Sur ce nombre, note le rapport, 290 000 passages en préfecture
pourraient être évités si la moitié des titres de séjour étaient des
titres pluriannuels valables 3 ans, d’autant que 61% des titres de
séjour délivrés en 2011 étaient des documents de séjour provisoire. Sur
le titre de séjour, la Cimade note que la Cour des comptes, dans son
rapport public annuel de février 2013, avait qualifié des conditions
d’accueil dans les préfectures de «toujours pas convenables», évoquant
notamment «les longues files d’attente, de halls non adaptés et de
recours fréquents au renfort de police». De plus, avait noté cette
institution, des pièces justificatives différentes selon les
départements sont exigées. C’est pourquoi la Cimade propose «d’établir
au niveau national des listes de pièces justificatives exigibles pour le
dépôt des demandes de titre de séjour, applicables de manière homogène».
Quant au dossier de régularisation, il est fait mention d’une grande
déception car, expliquent les auteurs, «le premier texte de l’actuel
gouvernement sur le droit au séjour des personnes étrangères en France,
la circulaire du ministère de l’Intérieur publiée le 28 novembre 2012»
n’a apporté «aucune réforme d’ampleur».
Les estimations donnent de 300 000 à 400 000 personnes étrangères en
situation irrégulière alors que le nombre d’étrangers en situation
régulière s’élève à 2 millions six cents mille. Notons toutefois que le
nombre de régularisés en 2013 s’élève à 46 000 alors qu’il était de 36
000 en 2012. Dans ce volet, la Cimade fait plusieurs propositions dont :
l’adaptation législative pour le droit au séjour et ne pas le lier aux
seuls intérêts économiques de la France ; aller vers un titre de séjour
unique pluriannuel dès la première délivrance ; dès un séjour régulier
de 3 ans, rétablir la carte de résident et enfin, assortir tous les
titres de séjour d’une autorisation de travail. L’obtention de titre de
séjour pour raison médicale est devenue très problématique. La loi du 16
juin 2011 en a considérablement durci l’octroi. A ce propos, il est
notamment souligné que «malgré les promesses électorales de François
Hollande, le gouvernement n’a pas modifié cette loi et au niveau des
pratiques administratives la situation ne cesse de se dégrader».

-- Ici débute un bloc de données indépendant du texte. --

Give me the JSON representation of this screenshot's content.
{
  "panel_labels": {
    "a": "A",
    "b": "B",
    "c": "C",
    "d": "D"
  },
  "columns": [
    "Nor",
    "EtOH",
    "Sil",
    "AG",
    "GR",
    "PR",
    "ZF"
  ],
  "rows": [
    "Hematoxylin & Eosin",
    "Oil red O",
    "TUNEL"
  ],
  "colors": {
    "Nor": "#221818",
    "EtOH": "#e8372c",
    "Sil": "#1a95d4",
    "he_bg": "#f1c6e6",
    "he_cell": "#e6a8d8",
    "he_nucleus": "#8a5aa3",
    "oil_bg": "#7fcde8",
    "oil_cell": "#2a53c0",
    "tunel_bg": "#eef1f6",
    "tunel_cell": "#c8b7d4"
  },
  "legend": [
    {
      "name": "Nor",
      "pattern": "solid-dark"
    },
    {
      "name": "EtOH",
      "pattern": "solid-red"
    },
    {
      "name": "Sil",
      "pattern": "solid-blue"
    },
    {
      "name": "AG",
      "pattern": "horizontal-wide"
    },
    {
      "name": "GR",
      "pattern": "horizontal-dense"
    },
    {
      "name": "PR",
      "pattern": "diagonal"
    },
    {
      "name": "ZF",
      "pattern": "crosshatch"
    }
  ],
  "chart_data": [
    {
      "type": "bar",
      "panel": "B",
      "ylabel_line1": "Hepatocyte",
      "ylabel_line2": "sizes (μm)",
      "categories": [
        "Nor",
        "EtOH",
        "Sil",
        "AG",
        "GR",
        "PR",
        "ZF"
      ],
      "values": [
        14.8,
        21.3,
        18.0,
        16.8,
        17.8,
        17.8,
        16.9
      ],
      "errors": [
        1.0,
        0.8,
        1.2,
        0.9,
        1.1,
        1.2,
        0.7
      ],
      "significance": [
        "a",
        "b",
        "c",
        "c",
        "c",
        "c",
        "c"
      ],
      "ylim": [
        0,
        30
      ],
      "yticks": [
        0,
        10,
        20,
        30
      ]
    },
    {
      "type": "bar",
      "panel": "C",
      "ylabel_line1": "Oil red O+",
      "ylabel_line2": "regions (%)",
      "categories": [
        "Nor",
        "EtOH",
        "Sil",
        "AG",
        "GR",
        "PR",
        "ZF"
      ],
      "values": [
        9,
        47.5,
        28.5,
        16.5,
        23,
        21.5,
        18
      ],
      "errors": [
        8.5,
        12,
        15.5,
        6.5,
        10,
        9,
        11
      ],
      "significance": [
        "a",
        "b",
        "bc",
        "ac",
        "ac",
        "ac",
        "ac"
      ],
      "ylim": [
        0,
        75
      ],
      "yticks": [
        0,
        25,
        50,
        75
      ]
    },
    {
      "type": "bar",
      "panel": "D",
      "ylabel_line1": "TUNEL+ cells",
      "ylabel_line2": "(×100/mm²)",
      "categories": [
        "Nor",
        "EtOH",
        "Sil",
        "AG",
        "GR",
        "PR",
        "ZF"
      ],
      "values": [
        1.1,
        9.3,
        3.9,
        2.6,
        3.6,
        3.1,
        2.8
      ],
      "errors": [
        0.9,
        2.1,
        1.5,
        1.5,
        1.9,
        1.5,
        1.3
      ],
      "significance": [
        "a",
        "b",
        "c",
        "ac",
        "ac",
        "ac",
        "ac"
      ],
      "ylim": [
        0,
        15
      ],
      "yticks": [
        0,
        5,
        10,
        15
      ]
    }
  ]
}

Ainsi, moins de 18% de titres de séjour ont été délivrés à des étrangers
malades en 2011. Les étrangers malades, pour 73% d’entre eux, obtiennent
des titres de séjour de 6 mois maximum.
Ainsi, il est proposé le retour à la loi votée en 1998 pour garantir un
titre de séjour aux étrangers gravement malades privés d’un accès
effectif à un traitement approprié dans leur pays d’origine et de mettre
fin aux ingérences et pressions des préfectures et enfin de protéger
contre les expulsions des malades vivant en France.
Comme un SOS, le secrétaire général de la Cimade rappelle que la
politique d’immigration appelle des changements profonds, d’ampleur et
surtout, dit-il, «une révolution de la pensée, face aux impasses dans
lesquelles les politiques de fermeture, françaises comme européennes,
nous conduisent depuis des dizaines d’années».